Detect and track football players using Yolov3, Opencv and SORT, and convert the players’ movement to bird’s-eye view.

Introduction
In this post, I will show how I detect and track players using Yolov3, Opencv and SORT from video clip, and turn the detections to the bird’s-eye view as shown above.
Inspired by Sam Blake’s great work (https://readmedium.com/how-to-track-objects-in-the-real-world-with-tensorflow-sort-and-opencv-a64d9564ccb1), I will do the following steps for this project:
- Object Detection (Yolo and Opencv)
- Object Tracking (SORT)
- Perspective Transform (Opencv)
Football video dataset
In order to have a stable tracking and perspective transform, I need a video clip without camera moving around. I downloaded the video from IPL Ball Detection Datasets. Please be noted that the ball is not tracked in this project, it was already tracked (green bounding box) from the source.

Object Detection
The first step is to load the video and detect the players.
I used the pre-trained Yolov3 weight and used Opencv’s dnn module and only selected detections classified as ‘person’.
I drew bounding boxes for detected players and their tails for previous ten frames.

Looks like the pre-trained model is doing quite okay.
Object Tracking
Next I want to track the player and assign unique IDs to them. I used Alex Bewley’s SORT algorithm(simple online and realtime tracking), which I applied to my previous work.

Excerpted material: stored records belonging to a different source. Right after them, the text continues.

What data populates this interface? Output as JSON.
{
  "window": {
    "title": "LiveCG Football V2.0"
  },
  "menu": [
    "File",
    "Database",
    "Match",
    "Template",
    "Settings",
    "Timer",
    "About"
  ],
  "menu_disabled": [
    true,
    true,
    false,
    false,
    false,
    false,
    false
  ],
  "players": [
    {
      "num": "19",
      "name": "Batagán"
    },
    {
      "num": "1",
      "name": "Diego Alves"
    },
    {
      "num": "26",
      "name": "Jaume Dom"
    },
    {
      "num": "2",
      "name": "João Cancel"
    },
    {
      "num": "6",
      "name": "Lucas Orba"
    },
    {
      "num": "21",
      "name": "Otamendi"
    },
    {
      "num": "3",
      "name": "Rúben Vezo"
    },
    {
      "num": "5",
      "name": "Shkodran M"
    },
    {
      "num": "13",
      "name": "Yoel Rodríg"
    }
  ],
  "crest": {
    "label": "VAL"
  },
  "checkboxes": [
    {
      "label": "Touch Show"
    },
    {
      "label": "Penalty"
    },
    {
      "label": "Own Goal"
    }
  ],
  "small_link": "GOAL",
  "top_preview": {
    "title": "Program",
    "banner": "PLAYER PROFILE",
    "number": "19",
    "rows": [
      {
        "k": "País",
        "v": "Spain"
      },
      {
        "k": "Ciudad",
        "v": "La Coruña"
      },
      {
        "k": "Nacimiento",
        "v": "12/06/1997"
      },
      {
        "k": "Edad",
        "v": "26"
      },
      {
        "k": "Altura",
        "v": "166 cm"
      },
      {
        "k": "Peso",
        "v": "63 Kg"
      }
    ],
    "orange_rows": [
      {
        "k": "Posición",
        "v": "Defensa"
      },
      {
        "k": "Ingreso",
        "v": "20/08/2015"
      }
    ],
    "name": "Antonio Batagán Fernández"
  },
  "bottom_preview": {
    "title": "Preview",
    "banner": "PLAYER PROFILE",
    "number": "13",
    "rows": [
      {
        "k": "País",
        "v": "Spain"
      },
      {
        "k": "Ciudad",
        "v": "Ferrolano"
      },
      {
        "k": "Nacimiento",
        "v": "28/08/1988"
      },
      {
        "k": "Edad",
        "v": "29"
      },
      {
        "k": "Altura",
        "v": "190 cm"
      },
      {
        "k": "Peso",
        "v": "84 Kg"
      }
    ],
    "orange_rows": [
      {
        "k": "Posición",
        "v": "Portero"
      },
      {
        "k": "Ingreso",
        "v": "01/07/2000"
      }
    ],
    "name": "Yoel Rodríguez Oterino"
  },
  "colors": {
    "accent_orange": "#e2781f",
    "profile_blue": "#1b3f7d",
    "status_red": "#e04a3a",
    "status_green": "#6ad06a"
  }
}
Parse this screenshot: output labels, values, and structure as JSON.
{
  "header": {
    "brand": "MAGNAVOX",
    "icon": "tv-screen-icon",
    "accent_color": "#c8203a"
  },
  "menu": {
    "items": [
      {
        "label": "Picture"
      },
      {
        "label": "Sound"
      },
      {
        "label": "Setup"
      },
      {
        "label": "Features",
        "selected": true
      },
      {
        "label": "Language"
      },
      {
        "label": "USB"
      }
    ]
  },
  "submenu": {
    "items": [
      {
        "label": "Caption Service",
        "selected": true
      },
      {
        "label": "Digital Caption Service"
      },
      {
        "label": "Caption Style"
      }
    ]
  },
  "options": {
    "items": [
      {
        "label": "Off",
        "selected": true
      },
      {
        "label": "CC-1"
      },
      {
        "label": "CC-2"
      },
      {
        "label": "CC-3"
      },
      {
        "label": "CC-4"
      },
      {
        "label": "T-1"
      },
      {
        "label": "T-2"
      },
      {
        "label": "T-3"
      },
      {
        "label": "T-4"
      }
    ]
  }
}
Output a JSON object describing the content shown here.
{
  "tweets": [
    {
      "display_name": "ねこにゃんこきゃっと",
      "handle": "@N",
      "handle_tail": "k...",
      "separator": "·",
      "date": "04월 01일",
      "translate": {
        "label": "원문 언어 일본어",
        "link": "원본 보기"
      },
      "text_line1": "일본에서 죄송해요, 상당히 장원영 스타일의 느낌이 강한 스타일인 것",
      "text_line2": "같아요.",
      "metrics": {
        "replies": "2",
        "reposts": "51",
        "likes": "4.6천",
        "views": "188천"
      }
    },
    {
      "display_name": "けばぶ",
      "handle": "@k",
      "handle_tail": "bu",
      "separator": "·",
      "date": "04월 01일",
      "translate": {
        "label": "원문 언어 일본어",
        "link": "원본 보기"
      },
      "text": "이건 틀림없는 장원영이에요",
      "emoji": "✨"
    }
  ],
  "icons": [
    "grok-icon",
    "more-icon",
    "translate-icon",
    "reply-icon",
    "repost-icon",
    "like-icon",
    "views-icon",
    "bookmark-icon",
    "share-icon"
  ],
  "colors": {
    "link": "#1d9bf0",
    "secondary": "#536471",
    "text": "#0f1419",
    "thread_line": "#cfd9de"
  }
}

Now each player has a unique ID assigned and displayed in the video.
Perspective Transform
The video looks good now, but I still want to have players’ motion in bird’s-eye view. It can be done by doing perspective transform. There are a little bit math involved, fortunately Opencv’s getPerspectiveTransform function make it a lot easier.
I need to find 4 fixed points as reference and identify the coordinations from the video and also from the bird’s-eye view image.
First I identify 4 reference points from the video as show in in red spot and get the pixel coordinations.
np.array([
[1, 47], # Upper left
[878, 54], # Upper right
[1019, 544], # Lower right
[1, 546] # Lower left
])
I did not really see very solid reference points from the video so I roughly identified 4 points and marked these locations on the bird’s-eye view and got the corresponding pixel coordinations. It will be more precise if the reference points are more robust.
np.array([
[871, 37], # Upper left
[1490, 39], # Upper right
[1458, 959], # Lower right
[1061, 955] # Lower left
])
Then by applying Opencv’s getPerspectiveTransform using these reference points, we can transform the detections from video to bird’s-eye view.

With player’s movement information, it is possible to do further analysis such as players’ running distance and velocity.
The speed for running this player tracking is around 0.3 second per frame on my 2016 Macbook Pro Intel i5 CPU. It is possible to do this real time by using GPU for some applications if necessary.
Thanks for reading, comments and suggestions are welcome!